At Chicago’s Sink|Swim, the seafood-centric restaurant from Scofflaw Group, however, the short-lived ritual is drawn out by creating a portmanteau of the two. Before depositing the spent shell, guests are offered a pour of grappa or Old Tom gin, to be sipped directly from the shell.
The practice, known as resentin, has roots in the Veneto region of Italy, where a few drops of grappa, sambuca or brandy are traditionally added to the final sip of espresso to rinse the glass (resentin translates to “little rinse” in the regional dialect). Elsewhere in Italy, the practice is known as pusacaffé, recalling the French Pousse Café, or “coffee pusher,” a connection that hints at the possible origins of the practice. Resentin, however, takes the notion of the post-coffee liqueur a step further with its two-birds-one-stone approach. It was after experiencing this himself on a trip to Italy that Matt Danko, the opening head chef at Sink|Swim, decided to carry it over to oysters.

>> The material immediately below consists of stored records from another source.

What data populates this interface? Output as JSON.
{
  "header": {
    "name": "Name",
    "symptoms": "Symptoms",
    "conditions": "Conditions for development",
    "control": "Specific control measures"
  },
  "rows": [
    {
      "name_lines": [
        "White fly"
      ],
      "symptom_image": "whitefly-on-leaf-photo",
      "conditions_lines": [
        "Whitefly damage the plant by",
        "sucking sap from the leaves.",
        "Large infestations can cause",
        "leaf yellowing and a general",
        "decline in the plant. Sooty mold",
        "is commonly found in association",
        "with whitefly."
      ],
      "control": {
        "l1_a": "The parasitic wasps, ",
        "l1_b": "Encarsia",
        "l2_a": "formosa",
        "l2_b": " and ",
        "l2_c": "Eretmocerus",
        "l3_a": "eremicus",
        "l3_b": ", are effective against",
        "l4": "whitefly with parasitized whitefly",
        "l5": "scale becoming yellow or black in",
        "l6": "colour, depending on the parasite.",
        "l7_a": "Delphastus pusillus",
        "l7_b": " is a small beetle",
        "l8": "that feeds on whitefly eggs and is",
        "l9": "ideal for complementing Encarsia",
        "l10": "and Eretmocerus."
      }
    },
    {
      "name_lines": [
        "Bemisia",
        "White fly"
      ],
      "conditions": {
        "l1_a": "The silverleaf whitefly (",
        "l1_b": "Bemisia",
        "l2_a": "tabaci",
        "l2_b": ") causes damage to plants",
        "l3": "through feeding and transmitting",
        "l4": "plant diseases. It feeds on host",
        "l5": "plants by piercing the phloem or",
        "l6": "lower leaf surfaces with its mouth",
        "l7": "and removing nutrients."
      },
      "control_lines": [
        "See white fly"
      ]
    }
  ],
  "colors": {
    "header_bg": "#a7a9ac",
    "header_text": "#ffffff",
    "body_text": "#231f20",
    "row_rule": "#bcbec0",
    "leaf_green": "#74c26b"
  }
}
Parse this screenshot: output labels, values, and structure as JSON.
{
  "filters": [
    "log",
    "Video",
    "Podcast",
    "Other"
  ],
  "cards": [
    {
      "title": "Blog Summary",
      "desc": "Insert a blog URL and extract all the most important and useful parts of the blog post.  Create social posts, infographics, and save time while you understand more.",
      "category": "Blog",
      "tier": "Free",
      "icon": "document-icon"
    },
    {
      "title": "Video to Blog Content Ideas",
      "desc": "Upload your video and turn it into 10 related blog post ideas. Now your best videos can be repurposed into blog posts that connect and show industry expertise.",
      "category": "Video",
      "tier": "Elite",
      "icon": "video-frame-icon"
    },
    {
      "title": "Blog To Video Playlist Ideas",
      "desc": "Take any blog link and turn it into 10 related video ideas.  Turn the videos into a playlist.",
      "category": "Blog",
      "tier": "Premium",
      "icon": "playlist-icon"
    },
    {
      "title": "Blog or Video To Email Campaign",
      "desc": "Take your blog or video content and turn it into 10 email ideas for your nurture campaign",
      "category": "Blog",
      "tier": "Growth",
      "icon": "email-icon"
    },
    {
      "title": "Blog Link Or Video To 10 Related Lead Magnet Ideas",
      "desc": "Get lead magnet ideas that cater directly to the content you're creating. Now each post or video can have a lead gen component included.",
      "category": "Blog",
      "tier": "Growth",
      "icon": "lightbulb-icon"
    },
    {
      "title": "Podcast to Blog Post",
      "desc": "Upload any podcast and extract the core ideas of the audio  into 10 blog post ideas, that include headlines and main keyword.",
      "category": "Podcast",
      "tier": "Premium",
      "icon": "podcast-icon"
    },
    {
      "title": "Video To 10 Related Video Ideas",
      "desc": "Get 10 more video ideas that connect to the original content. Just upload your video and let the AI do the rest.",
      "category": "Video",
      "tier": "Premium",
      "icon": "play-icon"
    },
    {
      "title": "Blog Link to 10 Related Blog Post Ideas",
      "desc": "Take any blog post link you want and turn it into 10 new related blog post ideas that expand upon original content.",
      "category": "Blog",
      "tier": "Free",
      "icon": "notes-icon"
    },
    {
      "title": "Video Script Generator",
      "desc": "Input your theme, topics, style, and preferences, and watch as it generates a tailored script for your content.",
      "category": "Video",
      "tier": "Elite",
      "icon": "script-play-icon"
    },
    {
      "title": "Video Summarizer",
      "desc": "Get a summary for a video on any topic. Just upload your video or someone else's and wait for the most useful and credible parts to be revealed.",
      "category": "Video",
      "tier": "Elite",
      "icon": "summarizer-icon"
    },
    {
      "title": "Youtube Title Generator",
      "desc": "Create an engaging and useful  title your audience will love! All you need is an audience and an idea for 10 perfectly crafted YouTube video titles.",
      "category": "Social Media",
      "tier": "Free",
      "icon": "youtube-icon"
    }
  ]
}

At Boston’s Island Creek Oyster Bar they’ve embraced a similar practice with their “Pearls”—a section of the menu featuring oyster-friendly spirits by the ounce, which guests are encouraged to transfer to their spent oysters shell to slurp back. While it does lend a subtle brininess to the sip of spirit—which works particularly well with mezcal and tequila as well as grappa and gin—the practice’s appeal lies largely in its inherent indulgence.
“It’s kind of a reward for finishing the oyster, which no one needs an award for anyway,” says Scofflaw Group’s bar director Danny Shapiro, “It’s just a nice, decadent touch.”